Al of these have their own HDD and SSD's in the system but some also make use of external storage (USB, Thunderbolt, NAS, SAN, etc).
Let's say that there are 100 dedicated boxes/accounts, 400 shared and 5,000 “small accounts” (which vary widely in size/ability/power). Now one thing that happens a lot is that there are many files that may show up in 50-80% of the accounts, and these may be filed from 500MB to 30GB+ (even up to 150GB) now if even a 10GB file was on 50% of the accounts, that would be 27.5TB of data, stored on 2,750 different accounts – THE SAME FILE! That is a lot of wasted space if something could be done.
From what I have determined, there isn't a process of sharing between accounts. The data doesn’t' change and a MD5 os SHA256 is used to ensure the files is 100% accurate, so the files are identical across all accounts. Now imagine this for 50,000-500,000+ files of varying size (say 500MB smallest) and the replication is anywhere from 3-4% up to 80-90% for a file, so some files don't reach many accounts, while others almost saturate all the accounts.
I want to figure out what I need to do to create a system (possibly on a very high speed SAN) where (using that 10GB file as example), the file is stored once, but accessed by each account that needs it.

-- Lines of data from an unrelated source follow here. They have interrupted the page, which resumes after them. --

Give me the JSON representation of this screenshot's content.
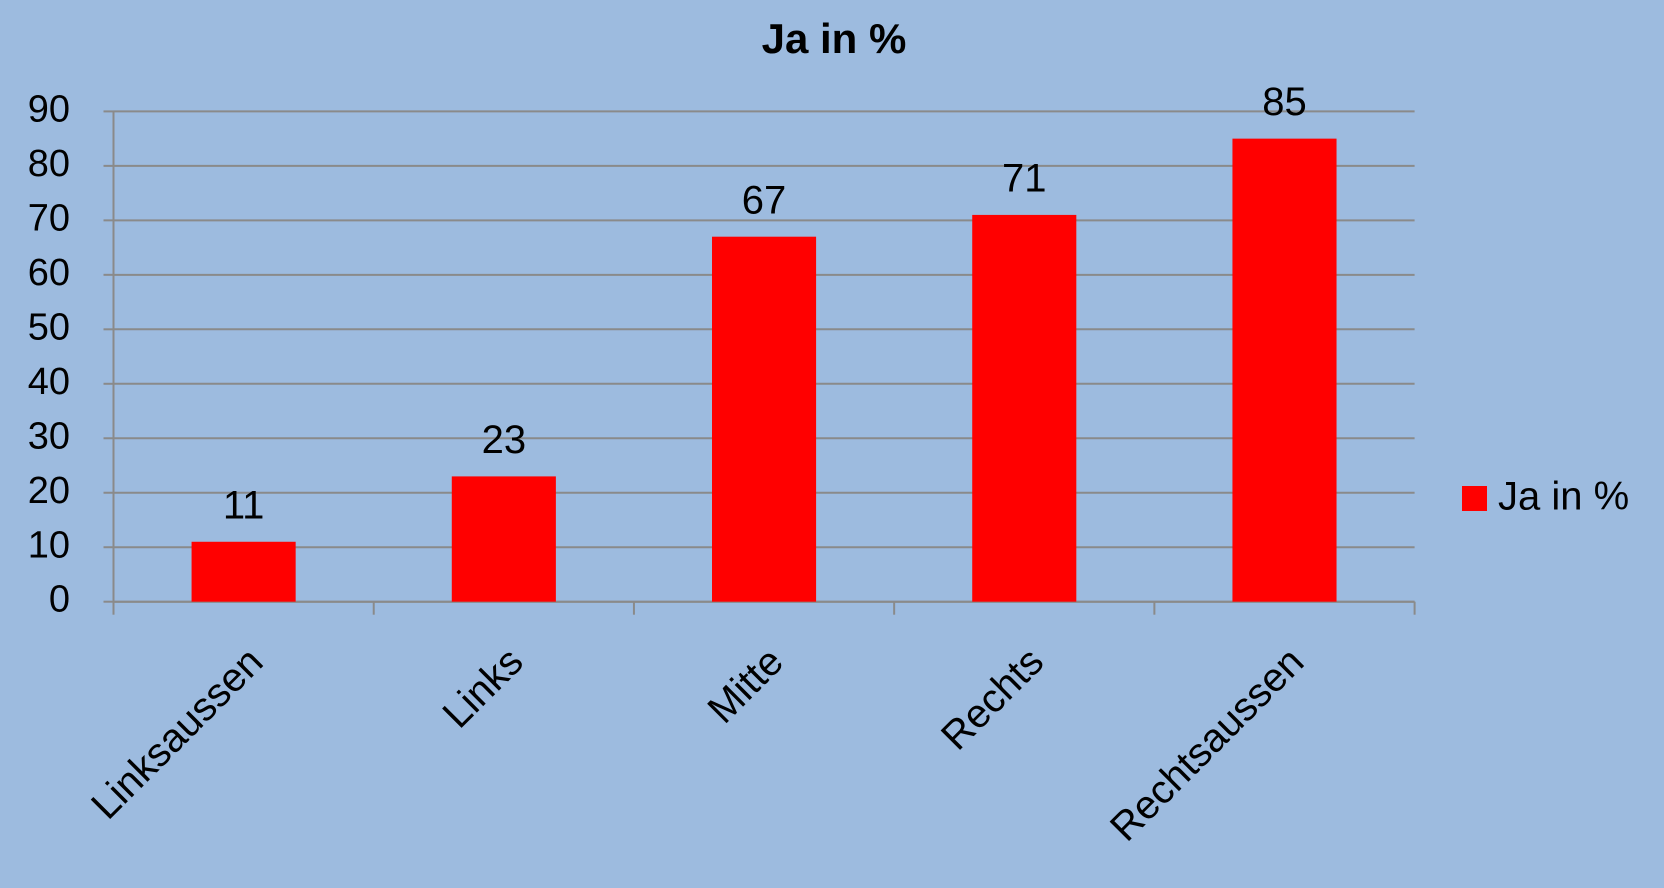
{
  "chart_data": {
    "type": "bar",
    "title": "Ja in %",
    "categories": [
      "Linksaussen",
      "Links",
      "Mitte",
      "Rechts",
      "Rechtsaussen"
    ],
    "series": [
      {
        "name": "Ja in %",
        "color": "#ff0000",
        "values": [
          11,
          23,
          67,
          71,
          85
        ]
      }
    ],
    "ylim": [
      0,
      90
    ],
    "yticks": [
      0,
      10,
      20,
      30,
      40,
      50,
      60,
      70,
      80,
      90
    ],
    "grid": true,
    "legend": "right"
  }
}
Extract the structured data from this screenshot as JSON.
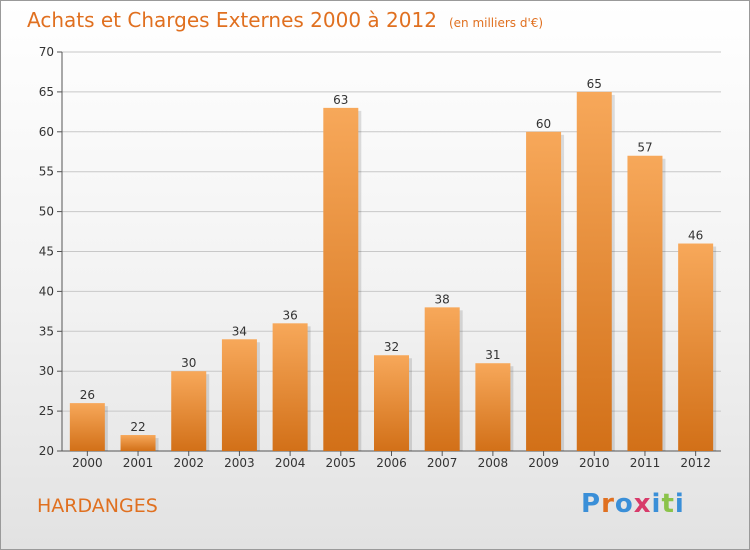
{
  "title": "Achats et Charges Externes 2000 à 2012",
  "unit_note": "(en milliers d'€)",
  "commune": "HARDANGES",
  "logo": {
    "text": "Proxiti",
    "letter_colors": [
      "#3a8fd8",
      "#e07020",
      "#3a8fd8",
      "#d83a6a",
      "#3a8fd8",
      "#8bc34a",
      "#3a8fd8"
    ]
  },
  "colors": {
    "bar_light": "#f7a85a",
    "bar_dark": "#d27018",
    "title": "#e07020",
    "grid": "#c8c8c8"
  },
  "chart_data": {
    "type": "bar",
    "title": "Achats et Charges Externes 2000 à 2012",
    "subtitle": "(en milliers d'€)",
    "categories": [
      "2000",
      "2001",
      "2002",
      "2003",
      "2004",
      "2005",
      "2006",
      "2007",
      "2008",
      "2009",
      "2010",
      "2011",
      "2012"
    ],
    "values": [
      26,
      22,
      30,
      34,
      36,
      63,
      32,
      38,
      31,
      60,
      65,
      57,
      46
    ],
    "ylim": [
      20,
      70
    ],
    "yticks": [
      20,
      25,
      30,
      35,
      40,
      45,
      50,
      55,
      60,
      65,
      70
    ],
    "grid": true,
    "data_labels": true
  }
}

Each acount gets a “call file” that tells the system to find this file on the network and put it in their account. This call file is the same for each account user, and the data file is the same (program checks authenticity md5/etc). Now is it possible to give each account who “calls” this file access to it in it's centralized location, so it doesn't have to store it locally? When it needs it it just pulls it from the SAN instead of the local HDD/SSD?
Also, if there system allocates say 500GB or 1TB to an account, I would need this 10GB file on the SAN to count against the data allotment in some way. If this works, there could be a “shared data” section where this 10GB would be accounted for and their own allotment would be left “as-is” for their own unique data needs.
I'd also like for the users to be able to browse the shared files in the SAN as well as the “call files”. This shouldn't be much of an issue, as I have some ideas on how to implement this. My bidggest question is what in Linux/BSD would allow to set up the sharing/permissions/ACL's to allow the different accounts to access these files?
|